Question What's going on with Power?

NTMBK

Lifer
Nov 14, 2011
10,237
5,020
136
Semiaccurate have a paywalled story up about Power: https://www.semiaccurate.com/2020/06/03/is-ibm-killing-off-power/ Apparently something big is happening, though it's definitely not being killed. Anyone got any ideas what it might be? Random thoughts that occur to me are

  • They could be selling the business
  • They could be switching fab (ditching Samsung/GloFo and going to TSMC or Intel)
  • They could be changing business model (leaning more into OpenPOWER? Killing OpenPOWER?)
Or something else entirely!
 

moinmoin

Diamond Member
Jun 1, 2017
4,952
7,661
136
Since IBM bought Red Hat I hope they make Power fit better with their whole open source strategy. That and a bigger, more public push for Power in general would be nice to have.
 

ksec

Senior member
Mar 5, 2010
420
117
116
IF they want to stay relevant, they need to get with a leading edge foundry. GloFo isn't that anymore...

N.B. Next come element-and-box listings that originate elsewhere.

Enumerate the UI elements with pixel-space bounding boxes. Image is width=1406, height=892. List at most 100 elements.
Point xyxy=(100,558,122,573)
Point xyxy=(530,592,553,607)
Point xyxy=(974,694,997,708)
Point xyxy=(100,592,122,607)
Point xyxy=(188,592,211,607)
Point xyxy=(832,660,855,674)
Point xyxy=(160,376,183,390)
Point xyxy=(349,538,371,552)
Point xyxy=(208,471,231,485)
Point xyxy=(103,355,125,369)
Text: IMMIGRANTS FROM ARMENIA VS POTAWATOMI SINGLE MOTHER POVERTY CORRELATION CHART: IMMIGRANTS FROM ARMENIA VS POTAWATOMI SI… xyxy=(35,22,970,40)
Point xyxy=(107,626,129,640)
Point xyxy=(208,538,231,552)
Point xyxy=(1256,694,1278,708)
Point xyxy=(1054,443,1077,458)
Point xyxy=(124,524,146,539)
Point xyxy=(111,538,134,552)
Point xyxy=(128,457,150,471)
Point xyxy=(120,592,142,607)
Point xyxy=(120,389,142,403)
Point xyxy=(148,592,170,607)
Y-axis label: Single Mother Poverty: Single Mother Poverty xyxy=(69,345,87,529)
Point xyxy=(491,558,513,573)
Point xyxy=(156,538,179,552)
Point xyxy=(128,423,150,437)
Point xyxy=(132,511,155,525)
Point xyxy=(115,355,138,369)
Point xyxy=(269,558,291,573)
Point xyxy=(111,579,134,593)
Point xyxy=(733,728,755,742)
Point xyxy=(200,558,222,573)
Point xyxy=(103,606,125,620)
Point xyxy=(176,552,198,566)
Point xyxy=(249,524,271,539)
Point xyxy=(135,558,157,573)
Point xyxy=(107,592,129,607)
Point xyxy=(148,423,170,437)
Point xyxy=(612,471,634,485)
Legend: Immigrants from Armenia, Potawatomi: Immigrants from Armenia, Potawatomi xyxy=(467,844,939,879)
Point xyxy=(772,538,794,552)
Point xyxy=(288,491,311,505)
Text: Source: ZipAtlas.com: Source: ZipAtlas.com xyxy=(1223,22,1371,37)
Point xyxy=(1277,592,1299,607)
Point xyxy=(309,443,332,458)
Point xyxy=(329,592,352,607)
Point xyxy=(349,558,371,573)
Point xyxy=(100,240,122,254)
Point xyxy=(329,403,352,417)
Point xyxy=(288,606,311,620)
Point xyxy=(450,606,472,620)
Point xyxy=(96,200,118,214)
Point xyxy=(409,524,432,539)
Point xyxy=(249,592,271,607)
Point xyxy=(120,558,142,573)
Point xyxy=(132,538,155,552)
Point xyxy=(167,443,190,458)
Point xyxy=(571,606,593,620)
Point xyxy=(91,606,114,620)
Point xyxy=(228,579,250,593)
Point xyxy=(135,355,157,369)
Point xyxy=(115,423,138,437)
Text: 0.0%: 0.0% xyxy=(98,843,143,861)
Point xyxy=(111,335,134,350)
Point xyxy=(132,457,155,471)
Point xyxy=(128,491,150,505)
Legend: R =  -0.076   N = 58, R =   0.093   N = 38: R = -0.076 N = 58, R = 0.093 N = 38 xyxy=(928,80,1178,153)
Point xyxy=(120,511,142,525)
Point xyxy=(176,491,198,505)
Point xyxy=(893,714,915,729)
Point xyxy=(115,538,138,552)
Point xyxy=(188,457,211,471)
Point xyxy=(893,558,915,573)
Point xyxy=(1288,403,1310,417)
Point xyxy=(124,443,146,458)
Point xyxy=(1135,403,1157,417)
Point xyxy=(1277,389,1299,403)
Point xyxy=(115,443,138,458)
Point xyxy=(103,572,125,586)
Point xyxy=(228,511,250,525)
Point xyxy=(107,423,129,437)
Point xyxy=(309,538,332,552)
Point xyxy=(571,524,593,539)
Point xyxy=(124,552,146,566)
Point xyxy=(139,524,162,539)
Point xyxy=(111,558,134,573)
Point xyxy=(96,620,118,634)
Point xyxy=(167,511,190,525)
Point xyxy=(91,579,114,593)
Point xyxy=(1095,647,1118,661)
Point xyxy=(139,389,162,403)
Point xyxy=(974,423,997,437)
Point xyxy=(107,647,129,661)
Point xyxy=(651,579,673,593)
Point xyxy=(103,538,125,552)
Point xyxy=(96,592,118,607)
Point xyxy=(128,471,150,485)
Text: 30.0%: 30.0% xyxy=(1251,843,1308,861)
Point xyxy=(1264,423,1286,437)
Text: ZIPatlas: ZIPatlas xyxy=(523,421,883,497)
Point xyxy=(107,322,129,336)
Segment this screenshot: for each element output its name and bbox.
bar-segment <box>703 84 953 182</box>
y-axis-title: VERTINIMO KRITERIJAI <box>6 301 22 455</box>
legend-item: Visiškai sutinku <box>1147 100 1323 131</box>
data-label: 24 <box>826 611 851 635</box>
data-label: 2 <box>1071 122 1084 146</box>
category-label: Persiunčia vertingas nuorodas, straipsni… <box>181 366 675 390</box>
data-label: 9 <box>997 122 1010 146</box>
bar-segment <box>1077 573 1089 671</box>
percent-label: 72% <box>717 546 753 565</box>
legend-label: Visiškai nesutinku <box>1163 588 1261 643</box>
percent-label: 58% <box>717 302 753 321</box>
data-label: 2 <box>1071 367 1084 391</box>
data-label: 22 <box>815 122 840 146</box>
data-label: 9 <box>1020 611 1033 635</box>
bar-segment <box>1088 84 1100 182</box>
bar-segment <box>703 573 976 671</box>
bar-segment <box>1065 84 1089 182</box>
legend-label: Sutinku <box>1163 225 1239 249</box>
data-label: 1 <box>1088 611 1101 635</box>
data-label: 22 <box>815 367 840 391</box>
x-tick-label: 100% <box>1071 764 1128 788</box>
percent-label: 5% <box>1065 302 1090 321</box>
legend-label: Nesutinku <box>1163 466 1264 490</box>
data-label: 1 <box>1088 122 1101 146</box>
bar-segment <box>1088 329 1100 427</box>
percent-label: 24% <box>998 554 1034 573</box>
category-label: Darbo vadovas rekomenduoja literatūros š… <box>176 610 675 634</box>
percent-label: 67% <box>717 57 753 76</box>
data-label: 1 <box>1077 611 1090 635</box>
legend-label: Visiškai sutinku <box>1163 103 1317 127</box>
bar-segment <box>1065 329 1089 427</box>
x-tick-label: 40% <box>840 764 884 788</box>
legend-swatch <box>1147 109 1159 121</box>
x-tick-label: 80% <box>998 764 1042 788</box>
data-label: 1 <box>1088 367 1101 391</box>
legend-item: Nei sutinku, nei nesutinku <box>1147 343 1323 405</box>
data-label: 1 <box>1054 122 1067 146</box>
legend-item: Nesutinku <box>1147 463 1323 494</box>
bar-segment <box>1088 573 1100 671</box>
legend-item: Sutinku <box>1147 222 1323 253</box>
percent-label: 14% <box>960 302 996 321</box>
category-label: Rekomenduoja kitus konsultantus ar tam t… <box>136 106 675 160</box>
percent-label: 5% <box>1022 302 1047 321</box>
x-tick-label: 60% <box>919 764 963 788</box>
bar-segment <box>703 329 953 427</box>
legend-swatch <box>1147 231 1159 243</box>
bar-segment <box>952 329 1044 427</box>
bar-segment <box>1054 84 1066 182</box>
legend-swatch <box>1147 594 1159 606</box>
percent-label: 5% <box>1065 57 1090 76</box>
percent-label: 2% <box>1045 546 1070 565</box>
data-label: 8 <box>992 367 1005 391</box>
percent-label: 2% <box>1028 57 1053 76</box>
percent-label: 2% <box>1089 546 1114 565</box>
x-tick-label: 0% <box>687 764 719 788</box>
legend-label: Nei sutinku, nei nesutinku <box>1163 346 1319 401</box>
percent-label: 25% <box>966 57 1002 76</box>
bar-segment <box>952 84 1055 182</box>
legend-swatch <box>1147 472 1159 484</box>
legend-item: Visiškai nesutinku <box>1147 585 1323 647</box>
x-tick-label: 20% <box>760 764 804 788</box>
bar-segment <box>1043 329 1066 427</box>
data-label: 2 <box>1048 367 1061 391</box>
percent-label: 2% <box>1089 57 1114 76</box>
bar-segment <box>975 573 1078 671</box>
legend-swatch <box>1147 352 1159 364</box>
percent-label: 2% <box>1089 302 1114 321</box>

Well they switched to Samsung which is what leads to the 1 year delay in POWER10.

Microwatts demonstrate what the ISA in its simplest form is capable of, and since POWER is actually well supported I thought it might take off. But then it seems the industry and market has chosen ARM.

 

LightningZ71

Golden Member
Mar 10, 2017
1,627
1,898
136
Power is a great architecture for its target audience. Unfortunately, their target audience is both shrinking and finding that alternative solutions are just as cost effective and capable of performing the needed tasks. There are still a few areas where there are hold outs that are tightly targeted at Power, but, I really can't see it being in any way relevant in five years.
 

NTMBK

Lifer
Nov 14, 2011
10,237
5,020
136
Power is a great architecture for its target audience. Unfortunately, their target audience is both shrinking and finding that alternative solutions are just as cost effective and capable of performing the needed tasks. There are still a few areas where there are hold outs that are tightly targeted at Power, but, I really can't see it being in any way relevant in five years.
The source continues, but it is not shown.